Toda lei, dizíamos, é escrita. Eis que se reconstitui, de certa maneira, a tríplice aliança já identificada: corpo, escrita, lei. As cicatrizes desenhadas sobre o corpo são o texto inscrito da lei primitiva, é nesse sentido, uma escrita sobre o corpo. As sociedades primitivas são, dizem-no com veemência os autores do Anti-Édipo, sociedades da marcação. E, nessa medida, as sociedades primitivas são, de fato, sociedades sem escrita, mas, na medida em que a escrita indica antes de tudo a lei separada, distante, despótica, a lei do Estado, que escrevem sobre os seus corpos, os co-detentos de Martchenko. E, precisamente, nunca o afirmaremos com suficiente ênfase, é para conjurar essa lei, lei que institui e garante a desigualdade, é contra a lei do Estado que se coloca a lei primitiva. As sociedades arcaicas, sociedades da marca, são sociedades sem Estado, sociedades contra o Estado. A marca sobre o corpo, igual sobre todos os corpos, enuncia: “Tu não terás o desejo do poder, nem desejarás ser submisso”. E essa lei não-separada só pode ser inscrita num espaço não-separado: o próprio corpo.

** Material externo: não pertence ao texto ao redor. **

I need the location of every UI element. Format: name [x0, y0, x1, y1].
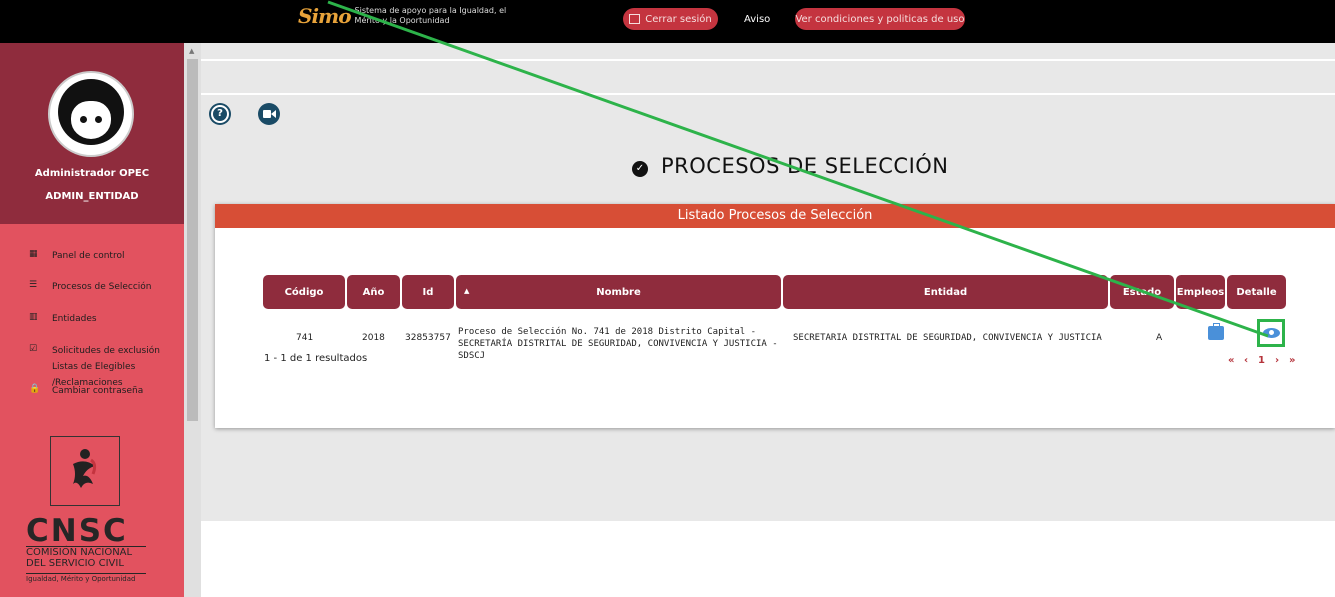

Admirável profundidade dos selvagens, que de antemão sabiam tudo isso, e procuravam, ao preço de uma terrível crueldade, impedir o surgimento de uma crueldade ainda mais terrível: a lei escrita sobre o corpo é uma lembrança inesquecível.
* Estudo inicialmente publicado em L’Homme, XIII, n. 3, 1973.
1. Franz Kafka, La Colonie pénitentiaire (Paris: Le livre de poche, 1971).
2. Anatoli Martchenko, Mon témoignage, trad. François Olivier (Paris: Seuil, Col. Combats, 1971).
3. George Catlin, Les Indiens de la prairie, trad. francesa Fance Franck e Alain Gheerbrant (Club des Libraires de France, 1959).
4. Clastres, 1972, op. cit.
5. Martin Dobrizhoffer, Historia de los Abipones (Resistencia [Chaco]: Facultad de Humanidades/Universidad Nacional del Nordeste, 1967), 3 vols.